4. Stay connected with family and loved ones (In Moderation)
While you may be physically away from home, you can easily stay connected to your support system back home by texting, calling, and face-timing. It’s important, however, to moderate how much you communicate with your loved ones back home. You don’t want to rely solely on their communication for support and comfort. According to Psychology Today, “to live mindfully, to fully occupy your present moment, you need to limit the degree to which you keep yourself actively involved in the day-to-day life of a place where you no longer live.” It might make it more difficult to thoroughly enjoy and settle into your independence when you are constantly talking to your loved ones back home, as this can exacerbate your nostalgia. Make sure to find a communication schedule that works best for you. Remember: everything in moderation.

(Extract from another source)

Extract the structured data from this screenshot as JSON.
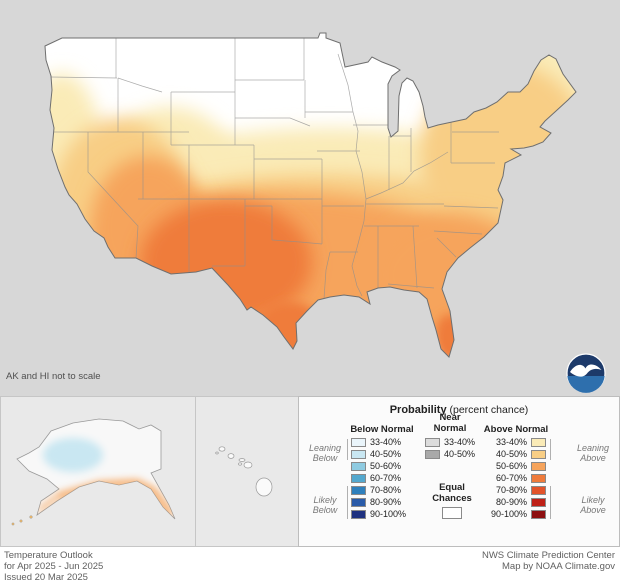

If you’re homesick during the holidays
Being away from home can be particularly difficult during holidays. This can happen if you’re attending college far from home or studying or traveling abroad during a holiday. If you find yourself in this situation, consider accepting invitations to spend holidays with friends and their families if this is an option. If not, take time to volunteer in the community, attend family celebrations virtually, check out local holiday events, concerts or activities, reach out to community groups, or do something that you really enjoy, such as taking a bubble bath, venturing out on a hike, going out to dinner, or indulging in a movie marathon.
Perhaps you observe a holiday unfamiliar to those around you. If so, consider hosting your own holiday party or event, including traditional foods, decorations, and music.
If you feel homesick, don’t dismiss it, but rather address it with some of these tips. Homesickness is a normal experience that can affect anyone, young or old, who is away from home. It takes time to fall into your own groove, so be sure to have patience and trust the process. Accepting your feelings and focusing on the positive aspects of college can be key to dealing with being homesick.